I delivered the Information Centric Security Lifecycle presentation at Tech Target ISD. In it I went over all of the phases of the lifecycle, from creation to destruction, and discussed all of the tools and methods one might employ, along with a couple of different models for Information Centric Security. At the end I was asked a question from the audience about "Where Do I Start? If I wanted to begin this at my company today, where would I start?"
It is a surprisingly simple question, but one that I am not accustomed to answering, and I think that I did a poor job in addressing. I basically pointed the guy back to the lifecycle and said "If it's new data, go through this process. If it is existing data, go through this process". Technically sound, but not very helpful. If you are working at a large firm with hundreds of legacy systems and data strewn all over the place, the challenges are far greater than that. It's not just a question of picking a model and adopting it, but what data, what tools, what policies, what security model, and how do all of these choices affect every single thing I do in IT, adversely or otherwise.
I have talked about different ICS models in previous ICS Posts.

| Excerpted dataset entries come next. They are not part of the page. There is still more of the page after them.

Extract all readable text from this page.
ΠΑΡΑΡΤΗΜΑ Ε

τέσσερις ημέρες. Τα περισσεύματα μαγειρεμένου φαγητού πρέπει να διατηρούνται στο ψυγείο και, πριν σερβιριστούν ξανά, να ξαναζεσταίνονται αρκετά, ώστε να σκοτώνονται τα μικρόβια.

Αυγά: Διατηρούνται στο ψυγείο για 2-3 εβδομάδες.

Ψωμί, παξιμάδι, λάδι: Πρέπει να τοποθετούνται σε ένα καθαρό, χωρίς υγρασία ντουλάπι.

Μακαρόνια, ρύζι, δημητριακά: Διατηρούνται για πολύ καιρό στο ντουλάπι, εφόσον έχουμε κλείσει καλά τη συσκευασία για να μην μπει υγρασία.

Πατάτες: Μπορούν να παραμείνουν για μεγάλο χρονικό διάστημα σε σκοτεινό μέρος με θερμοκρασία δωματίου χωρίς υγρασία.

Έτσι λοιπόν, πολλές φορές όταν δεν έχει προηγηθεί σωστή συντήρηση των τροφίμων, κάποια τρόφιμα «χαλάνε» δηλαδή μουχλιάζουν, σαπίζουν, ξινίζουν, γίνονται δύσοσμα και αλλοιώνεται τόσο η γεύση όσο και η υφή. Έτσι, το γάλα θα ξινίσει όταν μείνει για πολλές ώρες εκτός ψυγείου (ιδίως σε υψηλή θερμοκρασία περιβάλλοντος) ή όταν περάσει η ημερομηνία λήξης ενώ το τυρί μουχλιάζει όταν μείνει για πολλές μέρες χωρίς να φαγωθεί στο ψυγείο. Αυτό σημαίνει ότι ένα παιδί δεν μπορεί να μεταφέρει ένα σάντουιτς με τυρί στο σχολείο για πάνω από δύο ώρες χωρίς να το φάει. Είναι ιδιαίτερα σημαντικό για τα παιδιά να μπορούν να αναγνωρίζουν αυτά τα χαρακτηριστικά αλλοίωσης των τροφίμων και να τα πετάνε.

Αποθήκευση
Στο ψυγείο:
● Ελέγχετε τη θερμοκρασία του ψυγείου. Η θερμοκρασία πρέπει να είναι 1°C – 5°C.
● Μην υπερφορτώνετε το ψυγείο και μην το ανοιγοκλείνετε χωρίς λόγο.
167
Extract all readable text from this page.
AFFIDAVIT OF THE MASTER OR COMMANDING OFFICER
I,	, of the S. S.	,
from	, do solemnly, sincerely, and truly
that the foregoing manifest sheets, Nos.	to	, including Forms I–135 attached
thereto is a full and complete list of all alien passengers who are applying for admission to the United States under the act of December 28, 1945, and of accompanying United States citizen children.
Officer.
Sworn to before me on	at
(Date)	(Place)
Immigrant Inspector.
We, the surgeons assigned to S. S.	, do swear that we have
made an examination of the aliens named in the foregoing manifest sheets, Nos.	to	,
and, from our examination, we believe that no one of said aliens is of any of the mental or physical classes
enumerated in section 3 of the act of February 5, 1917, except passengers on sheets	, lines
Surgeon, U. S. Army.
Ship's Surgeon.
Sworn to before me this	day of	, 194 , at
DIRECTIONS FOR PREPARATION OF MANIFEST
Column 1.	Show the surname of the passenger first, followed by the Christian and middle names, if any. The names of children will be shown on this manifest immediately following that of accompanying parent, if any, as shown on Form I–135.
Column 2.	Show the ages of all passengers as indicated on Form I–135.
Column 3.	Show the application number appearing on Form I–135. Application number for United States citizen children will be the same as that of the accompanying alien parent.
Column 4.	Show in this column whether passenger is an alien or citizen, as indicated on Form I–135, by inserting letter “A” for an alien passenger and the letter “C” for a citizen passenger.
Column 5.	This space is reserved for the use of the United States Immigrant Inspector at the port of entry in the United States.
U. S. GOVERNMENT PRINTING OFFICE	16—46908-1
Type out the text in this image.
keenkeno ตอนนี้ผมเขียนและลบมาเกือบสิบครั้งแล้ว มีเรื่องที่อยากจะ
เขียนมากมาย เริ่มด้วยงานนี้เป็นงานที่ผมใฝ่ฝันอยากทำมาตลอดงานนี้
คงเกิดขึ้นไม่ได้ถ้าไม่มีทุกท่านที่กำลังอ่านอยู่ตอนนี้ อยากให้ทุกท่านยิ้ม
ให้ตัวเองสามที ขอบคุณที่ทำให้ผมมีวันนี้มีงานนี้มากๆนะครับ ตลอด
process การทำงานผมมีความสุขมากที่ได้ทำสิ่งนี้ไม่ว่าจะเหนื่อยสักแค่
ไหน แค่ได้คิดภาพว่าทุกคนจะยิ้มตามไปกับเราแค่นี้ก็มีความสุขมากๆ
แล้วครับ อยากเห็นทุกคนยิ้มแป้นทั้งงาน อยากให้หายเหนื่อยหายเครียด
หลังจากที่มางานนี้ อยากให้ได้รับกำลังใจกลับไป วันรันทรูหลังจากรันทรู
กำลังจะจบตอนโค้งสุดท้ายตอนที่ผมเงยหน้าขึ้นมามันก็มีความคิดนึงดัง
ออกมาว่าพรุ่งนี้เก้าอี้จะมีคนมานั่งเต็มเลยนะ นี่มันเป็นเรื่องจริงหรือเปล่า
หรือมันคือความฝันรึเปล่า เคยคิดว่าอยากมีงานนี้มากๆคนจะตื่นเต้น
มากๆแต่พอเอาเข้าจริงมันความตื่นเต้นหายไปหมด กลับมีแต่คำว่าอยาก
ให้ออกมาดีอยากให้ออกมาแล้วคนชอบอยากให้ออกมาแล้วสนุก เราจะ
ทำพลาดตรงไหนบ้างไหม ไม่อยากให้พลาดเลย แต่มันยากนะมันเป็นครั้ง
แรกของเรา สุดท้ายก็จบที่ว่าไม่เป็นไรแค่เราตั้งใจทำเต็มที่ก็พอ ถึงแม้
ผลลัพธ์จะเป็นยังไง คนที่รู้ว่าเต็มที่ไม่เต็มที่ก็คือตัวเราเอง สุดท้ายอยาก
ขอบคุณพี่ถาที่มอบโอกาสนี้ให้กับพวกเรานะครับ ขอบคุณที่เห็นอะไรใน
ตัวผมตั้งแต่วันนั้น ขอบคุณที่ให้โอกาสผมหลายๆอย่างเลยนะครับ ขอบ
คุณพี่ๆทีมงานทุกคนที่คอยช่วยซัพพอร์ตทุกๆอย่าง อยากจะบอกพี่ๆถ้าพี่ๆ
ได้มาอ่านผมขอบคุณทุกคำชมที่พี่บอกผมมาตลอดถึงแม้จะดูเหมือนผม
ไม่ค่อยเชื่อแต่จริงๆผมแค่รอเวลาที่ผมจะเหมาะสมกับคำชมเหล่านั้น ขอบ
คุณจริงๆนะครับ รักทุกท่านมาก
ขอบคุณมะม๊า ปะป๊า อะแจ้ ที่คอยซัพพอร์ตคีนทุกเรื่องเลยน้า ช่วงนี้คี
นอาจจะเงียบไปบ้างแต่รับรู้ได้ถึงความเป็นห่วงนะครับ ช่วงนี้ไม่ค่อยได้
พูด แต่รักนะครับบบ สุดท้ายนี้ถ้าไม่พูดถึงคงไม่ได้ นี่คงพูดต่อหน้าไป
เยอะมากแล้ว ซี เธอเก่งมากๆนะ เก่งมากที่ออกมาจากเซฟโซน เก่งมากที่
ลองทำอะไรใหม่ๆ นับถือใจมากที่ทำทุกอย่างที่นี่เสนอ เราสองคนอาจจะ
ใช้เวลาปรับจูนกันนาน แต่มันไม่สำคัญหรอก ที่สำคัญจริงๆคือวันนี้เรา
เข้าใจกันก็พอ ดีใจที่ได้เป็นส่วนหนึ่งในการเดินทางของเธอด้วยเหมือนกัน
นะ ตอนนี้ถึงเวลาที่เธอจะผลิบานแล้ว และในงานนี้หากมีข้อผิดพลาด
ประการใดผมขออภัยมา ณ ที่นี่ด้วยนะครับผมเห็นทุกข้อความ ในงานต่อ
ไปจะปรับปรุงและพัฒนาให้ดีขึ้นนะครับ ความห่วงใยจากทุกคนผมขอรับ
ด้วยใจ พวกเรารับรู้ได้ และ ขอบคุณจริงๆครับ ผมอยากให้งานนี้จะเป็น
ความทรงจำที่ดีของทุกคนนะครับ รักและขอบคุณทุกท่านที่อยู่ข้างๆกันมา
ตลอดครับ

One of the Information Centric Security Models that I am a big fan of, the virtualized application space, limit's the scope of use for data to that application space, and implements it's security and privacy policies based upon the assumptions of a small domain of users and functions. The down side of the model is that this does not take into account other applications, and does not readily adapt to generic data at the end points. It's more focused than that, and while it can provide a very granular data security model, as well as mediate end user and corporate data security policies, it is lacking in flexibility. The digital rights management systems that I have seen that mimic this model do not account for the data sprawl problem and do not assist the IT professional in getting a handle on existing data.
I realize that in the adoption of Information Centric Security, the Data Loss Prevention (DLP) vendors that are moving into this space have done something very pragmatic, and very right, in that they are somewhat agnostic in their securing of information. The idea is to analyze and protect everything that they can view, from the network to the end point. The proceed from the premise that both they are not aware of all of the information that is on the network, and that users will try to bypass the controls. To address they set up the application at logical choke points (users machine, network), constantly scan, analyze and enforce. This is why I tend to call DLP a data centric security model as opposed to ICS, and I tend to criticize it's general efficiency. Still, there is a tremendous practicality in the approach, for it automates much of the discovery, analysis, protection and policy enforcement on an existing body of data as it moves around an enterprise. It provides the means to move from a network or host based security philosophy to a information centric one. I assume that the vendors will migrate into being application context aware in the future, but for now, what they offer may be enough for most enterprises.
I did not get up on stage and pitch DLP, but I must say that the tools and approach of DLP does offer an advantage when considering how to move to a data centric security model. If you are wondering where to start, the content discovery, analysis and generic policy enforcement tools within many of the DLP suites offer some advantages.